Graph Theory for Machine Learning
> Graphs are the data structure of relationships. If your data has connections, you need graph theory.
Type: Build
Language: Python
Prerequisites: Phase 1, Lessons 01-03 (linear algebra, matrices)
Time: ~90 minutes
Learning Objectives
- Build a graph class with adjacency matrix/list representations and implement BFS and DFS traversals
- Compute the graph Laplacian and use its eigenvalues to detect connected components and cluster nodes
- Implement one round of GNN-style message passing as a normalized adjacency matrix multiplication
- Apply spectral clustering to partition a graph using the Fiedler vector
The Problem
Social networks, molecules, knowledge bases, citation networks, road maps -- all are graphs. Traditional ML treats data as flat tables. Each row is independent. Each feature is a column. But when the structure of connections matters, tables fail.
Consider a social network. You want to predict what product a user will buy. Their purchase history matters. But their friends' purchase history matters more. The connections carry signal.
Or consider a molecule. You want to predict if it binds to a protein. The atoms matter, but what really matters is how atoms are bonded to each other.

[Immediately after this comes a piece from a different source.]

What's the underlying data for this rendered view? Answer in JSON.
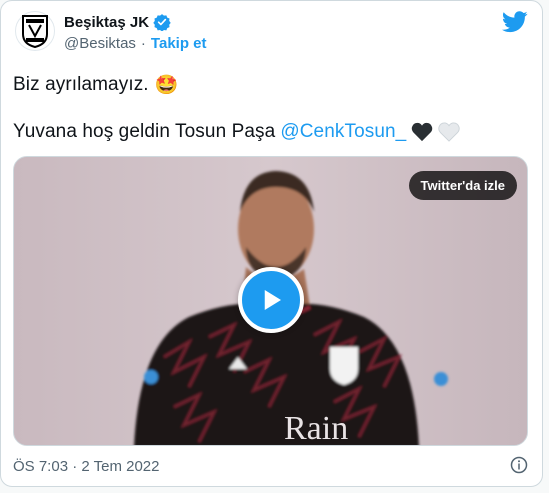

The structure is the data.
Graph Neural Networks (GNNs) are the fastest-growing area in deep learning. They power drug discovery, social recommendation, fraud detection, and knowledge graph reasoning. Every GNN builds on the same foundation: basic graph theory.
You need four things:
- A way to represent graphs as matrices (so you can multiply them)
- Traversal algorithms to explore graph structure
- The Laplacian -- the single most important matrix in spectral graph theory
- Message passing -- the operation that makes GNNs work
The Concept
Graphs: Nodes and Edges
A graph G = (V, E) consists of vertices (nodes) V and edges E. Each edge connects two nodes.
Directed vs undirected. In an undirected graph, edge (u, v) means u connects to v AND v connects to u. In a directed graph (digraph), edge (u, v) means u points to v, but not necessarily the reverse.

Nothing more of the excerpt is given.